Todo está en los libros, y si me apuran, todo está en dos autores. Entre Shakespeare y Dickens se explica el siglo y pico de la industria del entretenimiento, eso que ahora los políticos llaman "la cultura". Los ingleses lo saben desde hace tiempo, y por eso vuelven una y otra vez a la fuente inagotable de sus clásicos, recreándolos para públicos nuevos que no tienen por qué conocer de primera mano las obras de teatro ni las novelas en las que se basan, pero que reconocen como parte de su acervo cultural unas historias a las que se acercan desde la comodidad de sus sillones delante de un aparato de televisión.
Ese saberse parte de una tradición continuada permite ofrecer como nuevo, con referentes nuevos y a la vez con respeto a la obra original, unas historias que explican el pasado y, bien hechas, nos aclaran buena parte del presente: de dónde venimos, qué hemos superado... y dónde podríamos volver a acabar a poco que nos descuidemos.

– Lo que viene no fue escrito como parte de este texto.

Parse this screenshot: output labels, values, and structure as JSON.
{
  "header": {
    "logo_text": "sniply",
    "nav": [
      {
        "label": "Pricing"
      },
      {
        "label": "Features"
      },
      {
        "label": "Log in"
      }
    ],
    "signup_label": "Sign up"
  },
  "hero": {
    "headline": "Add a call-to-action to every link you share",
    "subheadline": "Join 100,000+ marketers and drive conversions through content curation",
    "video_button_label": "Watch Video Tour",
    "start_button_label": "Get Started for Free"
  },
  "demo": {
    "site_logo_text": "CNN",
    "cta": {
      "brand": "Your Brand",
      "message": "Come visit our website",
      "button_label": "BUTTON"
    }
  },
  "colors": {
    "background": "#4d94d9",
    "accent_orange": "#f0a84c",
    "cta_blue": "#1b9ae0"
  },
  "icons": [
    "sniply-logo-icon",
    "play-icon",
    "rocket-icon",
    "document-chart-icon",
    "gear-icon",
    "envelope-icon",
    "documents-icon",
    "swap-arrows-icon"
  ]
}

Es el caso de Little Dorrit, una de las novelas menos conocidas del inagotable Charles Dickens, en tanto el componente dramático con el que se le identifica se tamiza aquí con claros elementos de comedia, incluso de parodia. Los personajes dickensianos, siempre bigger than life, siempre al borde de la caricatura (quizá porque la caricatura es la mejor crítica social, quizá porque la caricatura es el destino inevitable del realismo) se ofrecen aquí como un mundo variopinto y multicolor de clases sociales que se ignoran y se entremezclan, desde la cárcel de morosos en la que el propio padre de Dickens pasó unos meses y donde el padre de la pequeña Dorrit ha vivido veintipico años de su vida, a los salones de la burguesía pre-victoriana, la naciente revolución industrial, las apariencias sociales, la insufrible burocracia e incluso los psycho-killers hoy tan en boga.

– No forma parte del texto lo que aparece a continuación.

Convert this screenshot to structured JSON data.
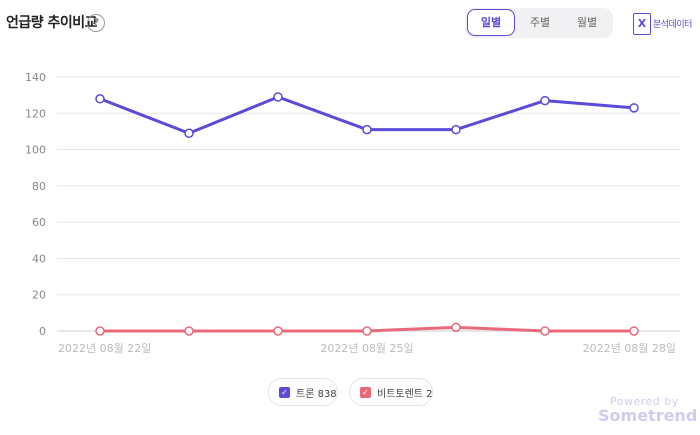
{
  "header": {
    "title": "언급량 추이비교",
    "help_symbol": "?"
  },
  "tabs": [
    {
      "label": "일별",
      "active": true
    },
    {
      "label": "주별",
      "active": false
    },
    {
      "label": "월별",
      "active": false
    }
  ],
  "export": {
    "icon_text": "X",
    "label": "분석데이터"
  },
  "colors": {
    "series1": "#5b4bd6",
    "series2": "#e8697a",
    "grid": "#e5e5e5"
  },
  "chart_data": {
    "type": "line",
    "x": [
      "2022년 08월 22일",
      "2022년 08월 23일",
      "2022년 08월 24일",
      "2022년 08월 25일",
      "2022년 08월 26일",
      "2022년 08월 27일",
      "2022년 08월 28일"
    ],
    "x_tick_labels": [
      "2022년 08월 22일",
      "2022년 08월 25일",
      "2022년 08월 28일"
    ],
    "series": [
      {
        "name": "트론",
        "values": [
          128,
          109,
          129,
          111,
          111,
          127,
          123
        ]
      },
      {
        "name": "비트토렌트",
        "values": [
          0,
          0,
          0,
          0,
          2,
          0,
          0
        ]
      }
    ],
    "ylim": [
      0,
      140
    ],
    "y_ticks": [
      0,
      20,
      40,
      60,
      80,
      100,
      120,
      140
    ],
    "grid": true,
    "legend_position": "bottom-center"
  },
  "legend": [
    {
      "label": "트론 838",
      "color": "#5b4bd6"
    },
    {
      "label": "비트토렌트 2",
      "color": "#e8697a"
    }
  ],
  "footer": {
    "powered": "Powered by",
    "brand": "Sometrend"
  }
}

Todo servido en un guión y una puesta en escena que no escatima medios, o que los aprovecha con maestría, con una música sublime y una carátula de entrada de las que hacen época. El guionista (Andrew Davies, un monstruo de las adaptaciones y prácticamente un desconocido entre nosotros) reduce los ciento y pico personajes de la novela a unos setenta, todos perfectamente definidos e interpretados, y donde cada actor o cada actriz los recrea como si fueran los protagonistas de la historia. De hecho, casi podrían seguirse las vicisitudes de cada uno de ellos apartándose del núcleo original y la serie seguiría viéndose con interés, disfrutándose por la mezcla de actores jóvenes (muchos de ellos conocidos por Torchwood, Doctor Who o Being Human) y actores veteranos que se dan el testigo y revalidan la sensación de escuela. Gusto da oírlos cantar el verso (y, sí, la declamación es una asignatura que nuestros actores jóvenes han perdido y los británicos no, y cuando digo "cantar el verso" me refiero al tono musical que imprimen al habla dickensiana, que no es contemporánea pero resulta deliciosa al oído con sus linking r´s y su gestualidad acompasada).

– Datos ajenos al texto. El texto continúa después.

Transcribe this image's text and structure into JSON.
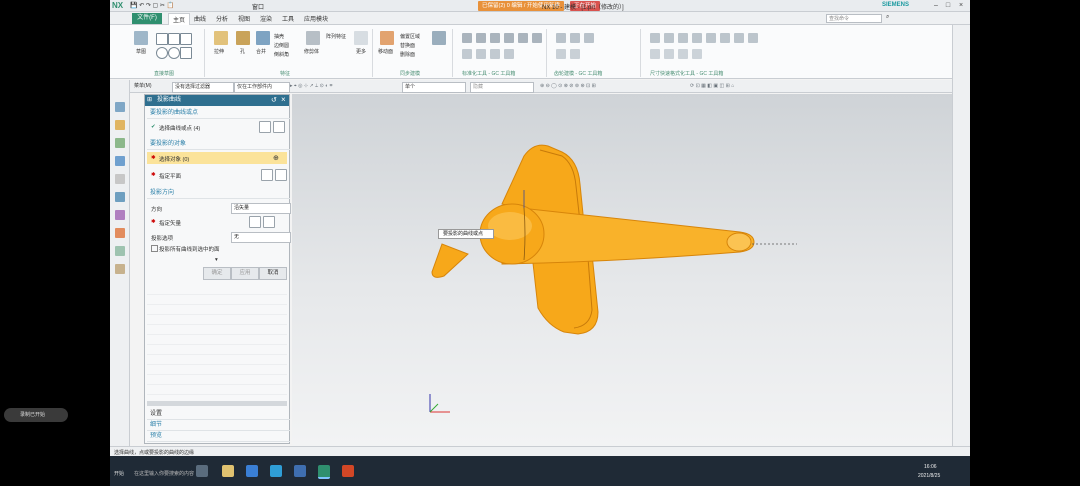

En catorce capítulos (doce de media hora y el primero y el último de una hora entera) abundan los cliffhangers, y la narración es tan fluida y apasionante como un drama contemporáneo. Los personajes pueden ser ruines y a la vez tiernos, ridículos y a la vez profundamente humanos. La adaptación es capaz de alterar la raza de Tattycoram, o de insinuar una relación homosexual de ésta con Miss Wade, pero eso no hace sino revalidar el tono contemporáneo de la historia. Un Andy Serkis pletórico interpreta al asesino francés con evidentes resabios del psicópata contemporáneo, y la moraleja final, con el dedo acusador hacia la banca, no podría ser más de hoy mismo.
Cierto, los dos personajes buenos, Amy y Arthur, son demasiado planos, demasiado bondadosos, demasiado irreales para el mundo de hoy. Pero todo el resto lo compensa, y con creces. De Dickens y de Shakespeare lo hemos aprendido todo. Enturbiar un poco la parte positiva de las historias es signo de nuestros tiempos, y a nuestros tiempos sin duda se lo debemos.